A team from the USA investigated the use of transoral, flexible-endoscopic suturing for treatment of gastroesophageal reflux disease (GERD).
|Heartburn severity and frequency, and regurgitation, all improved.|
A multicenter trial was initiated that included 64 patients with GERD, treated with an endoscopic suturing device.
Inclusion criteria were 3 or more heartburn episodes per week while not taking medication, dependency on antisecretory medicine, and documented acid reflux by pH monitoring.
Exclusion criteria were dysphagia, Grade 3 or 4 esophagitis, obesity, and hiatus hernia greater than 2 cm in length.
Patients underwent manometry, endoscopy, 24-hour pH monitoring, and symptom severity scoring before and after the procedure. Patients were randomized to a linear or circumferential plication configuration.
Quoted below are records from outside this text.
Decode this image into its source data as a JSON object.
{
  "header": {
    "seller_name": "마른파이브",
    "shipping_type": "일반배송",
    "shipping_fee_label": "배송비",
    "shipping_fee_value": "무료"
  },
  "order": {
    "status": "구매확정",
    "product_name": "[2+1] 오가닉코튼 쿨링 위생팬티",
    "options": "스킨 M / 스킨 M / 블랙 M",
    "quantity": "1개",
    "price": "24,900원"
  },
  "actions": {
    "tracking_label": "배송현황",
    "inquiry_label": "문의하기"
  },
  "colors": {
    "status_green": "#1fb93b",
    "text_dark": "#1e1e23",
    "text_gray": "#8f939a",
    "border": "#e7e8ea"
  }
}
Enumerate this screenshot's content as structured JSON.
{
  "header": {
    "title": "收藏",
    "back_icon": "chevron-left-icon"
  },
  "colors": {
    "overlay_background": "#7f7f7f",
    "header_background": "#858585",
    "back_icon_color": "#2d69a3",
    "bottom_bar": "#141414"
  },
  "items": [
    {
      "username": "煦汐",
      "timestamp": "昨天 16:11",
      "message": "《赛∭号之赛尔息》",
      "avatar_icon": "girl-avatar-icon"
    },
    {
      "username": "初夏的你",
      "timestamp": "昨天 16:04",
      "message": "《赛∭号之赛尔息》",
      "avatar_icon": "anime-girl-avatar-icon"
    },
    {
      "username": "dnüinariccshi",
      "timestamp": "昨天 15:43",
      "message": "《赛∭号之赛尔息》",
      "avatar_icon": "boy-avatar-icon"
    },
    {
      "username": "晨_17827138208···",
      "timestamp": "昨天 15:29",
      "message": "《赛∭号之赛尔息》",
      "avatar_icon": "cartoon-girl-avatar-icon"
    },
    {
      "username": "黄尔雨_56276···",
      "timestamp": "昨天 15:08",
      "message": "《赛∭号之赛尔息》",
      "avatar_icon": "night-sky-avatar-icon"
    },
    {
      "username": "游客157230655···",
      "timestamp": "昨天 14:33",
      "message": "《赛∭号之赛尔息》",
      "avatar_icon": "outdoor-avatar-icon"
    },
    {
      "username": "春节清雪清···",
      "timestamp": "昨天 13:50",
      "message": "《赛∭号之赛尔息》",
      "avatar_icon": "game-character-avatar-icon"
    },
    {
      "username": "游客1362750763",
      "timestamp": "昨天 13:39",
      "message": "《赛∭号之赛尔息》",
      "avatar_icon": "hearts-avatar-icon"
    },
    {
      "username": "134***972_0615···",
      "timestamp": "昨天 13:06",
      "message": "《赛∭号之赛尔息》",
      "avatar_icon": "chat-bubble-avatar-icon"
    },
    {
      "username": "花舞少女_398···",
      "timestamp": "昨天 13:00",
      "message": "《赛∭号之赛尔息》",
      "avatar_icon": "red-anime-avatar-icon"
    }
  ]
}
Adverse procedural events were recorded.
The researchers found that mean 6-month symptom score changes demonstrated procedural efficacy.
Heartburn severity and frequency as well as regurgitation all improved.
24-hour pH monitoring showed an improvement in number of episodes below a pH of 4, at 3 and 6 months, and the percentage of total time the pH was less than 4 at 6 months.
Plication configuration did not affect symptoms or pH monitoring results.
One patient had a self-contained suture perforation that was successfully treated with antibiotics.
Dr Charles J. Filipi, of Creighton University, Omaha, Nebraska, concluded from the research, "Endoscopic gastroplasty is safe. It is associated with reduced symptoms and medication use at 6-month follow-up in patients with uncomplicated GERD."